Dennis Stern '69, the "kid" of the group, a lawyer and former New York Times reporter, city editor, and now Deputy to the President and Senior Vice-President of the Times, pointed out that many newspapers today are owned by funds like the Blackstone Group, and have corporate CEOs running them, which means they have shareholders to consider: "That's certainly what happened to Knight-Ridder.

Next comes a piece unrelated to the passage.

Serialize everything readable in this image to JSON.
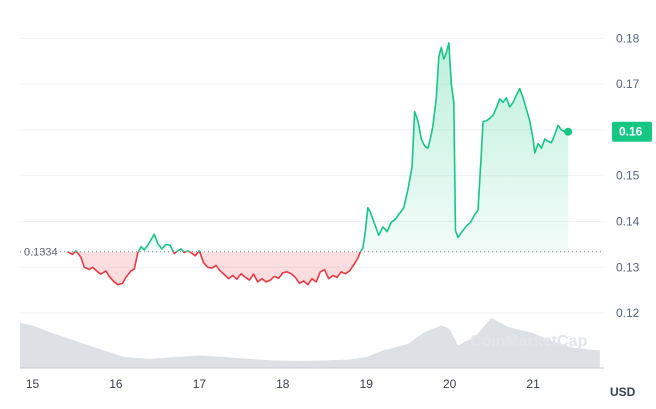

The best papers—The Wall Street Journal, Washington Post and New York Times, are all privately controlled, and so are more free to act independently..."
"Except that for those of us who live in New York City, the Times is considered a right-wing paper," laughed Pearlstine.
Stern smiled and listed a number of moves the Times has made recently:
"We are making a significant investment in digital operations, hiring 100 new people. We're developing a research and development group—becoming much more agile—newspeople hate to change, once they've got a 'winning' formula. Our journalists are doing Web sites and podcasts. Our Web site is number one in the world, a 24-7 operation. We're acknowledging that the Web does some things better than print—the stock pages, for example, which seems obvious in retrospect..."
Stern maintained that "the core product is still on solid ground," and that the circulation is growing slightly: "The average age of our readers is 45, but 10 years ago it was 45, too. Newspapers will change, but they'll always be here." He nodded at Carroll, who acknowledged: "Guess I'm the voice of gloom..."
The Silk Panel was moderated by Mark Silk, brother of the late journalist Andrew Silk '78, commemorated by the annual workshop. Silk is director of the Greenberg Center for the Study of Religion in Public Life at Trinity College in Hartford, Conn.
Greg Kannerstein '63, director of athletics and associate dean of the College, coordinated this year's panel.